Dans les chapitres de synthèse, l’A. rassemble enfin quelques réflexions conclusives sur trois thèmes hétérogènes. Elle met ainsi en évidence l’évolution du goût pour les peintures de jardin et les motifs aquatiques qui, comme dans le reste de l’Empire, sont souvent – mais pas systématiquement – associés aux péristyles et aux structures thermales. Elle montre également la spécificité des décorations de voûtes que l’analyse minutieuse des enduits tombés permet de reconstituer, et notamment la popularité des trames à réseaux à partir du IIe siècle ; d’une manière générale, les caractéristiques des décors des parois correspondent bien à celles des plafonds, proportionnelles à la destination des pièces étudiées. On notera particulièrement la restitution spectaculaire du couvrement conique du laconicum de l’île Sainte-Marguerite (fig. 9, p. 68-71). Enfin, l’A. propose une synthèse sur l’évolution des palettes et des genres picturaux, qui reprend logiquement les observations faites au fur et à mesure de la présentation du catalogue.
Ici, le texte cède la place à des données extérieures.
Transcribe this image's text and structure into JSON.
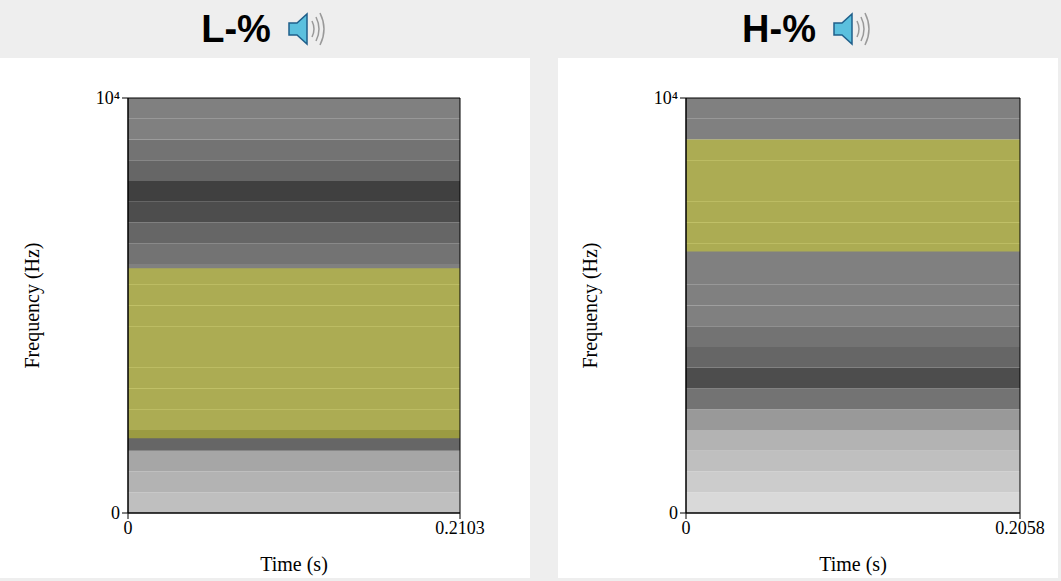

Conséquence nécessaire du choix du plan adopté, on regrette parfois l’éclatement des données lorsque l’ensemble est aussi important, par exemple, que la maison à Portiques du Clos-de-la-Lombarde à Narbonne, mentionnée à 22 reprises (p. 26-28 : dessins préparatoires lisibles sur le mortier ; p. 73 : fragment de IIIe style mûr ; p. 117-120 : décors de la seconde moitié du Ier siècle ; p. 263-266 : décors du début du IIIe siècle ; p. 301 : peinture de jardin ; p. 326-327 : composition centrée et p. 335-337 : compositions centrées à cases écartées et symétriques du plafond ; p. 351 : vase agonistique etc). Une reconstitution d’ensemble est proposée avec la figure 157, mais une synthèse aurait été la bienvenue qui supplée aux renvois internes trop larges pour être efficaces (« cf. infra / supra »).

 

Malgré l’état provisoire de la documentation qui ne cesse de s’enrichir (de nombreuses peintures inédites sont signalées par l’A.), il est ainsi possible de dessiner à grands traits, et parfois à petites touches fort précieuses, l’histoire stylistique de la peinture de la Gaule romaine. L’analyse iconographique est plus délicate à établir du fait de l’état souvent très parcellaire des décors conservés, et d’une littérature encore étique sur bien des ensembles que l’ouvrage ne manquera pas de susciter. Certaines interprétations mériteraient ainsi d’être reprises, comme celle de la procession de la place des Epars à Chartres (p. 273), dont le caractère cultuel nous semble devoir être définitivement rejeté ; le rapprochement est par exemple peu pertinent avec l’enfant de la Villa des Mystères, non pas « interprété comme Achille », mais comme Dionysos par G. Sauron (n. 42, la référence bibliographique, imprécise et abrégée, ne renvoie pas à la bibliographie finale, comme quelques autres références en note). Même si les différentes interprétations avancées sont généralement proposées dans les cas difficiles, une prise de position plus nette aiderait souvent à une meilleure intelligence des scènes présentées. De même, les considérations sur l’art topiaire, au chapitre 8, ou les paysages idyllico-sacrés, au chapitre 10, s’avèrent un peu datées : on mentionnera par exemple I. Baldassarre et al., La peinture romaine, Paris, 2003, p. 96-100, 146-148, 191-206. Enfin, face à l’ampleur de la palette des références extérieures à la Gaule (Jordanie, Russie méridionale…), on s’étonne de ne jamais trouver mentionnés les travaux récents sur la peinture macédonienne, initiatrice s’il en est, et notamment les analyses techniques des pigments désormais publiées (par exemple Ch. Brécoulaki, La Peinture funéraire de Macédoine, Paris, 2006).

 

Malgré ces quelques compléments, l’ouvrage d’Alix Barbet était nécessaire et s’avère remarquablement précieux par sa richesse, sa rigueur et sa nouveauté. Comme elle le déclare elle-même, il s’agit de la synthèse d’une discipline jeune et en pleine évolution, qui ne manquera pas de susciter d’autres études sur la peinture gallo-romaine, au fur et à mesure de l’enrichissement du corpus des peintures des quatre provinces, mais aussi, plus généralement, sur la peinture antique et l’histoire culturelle de la Gaule romaine.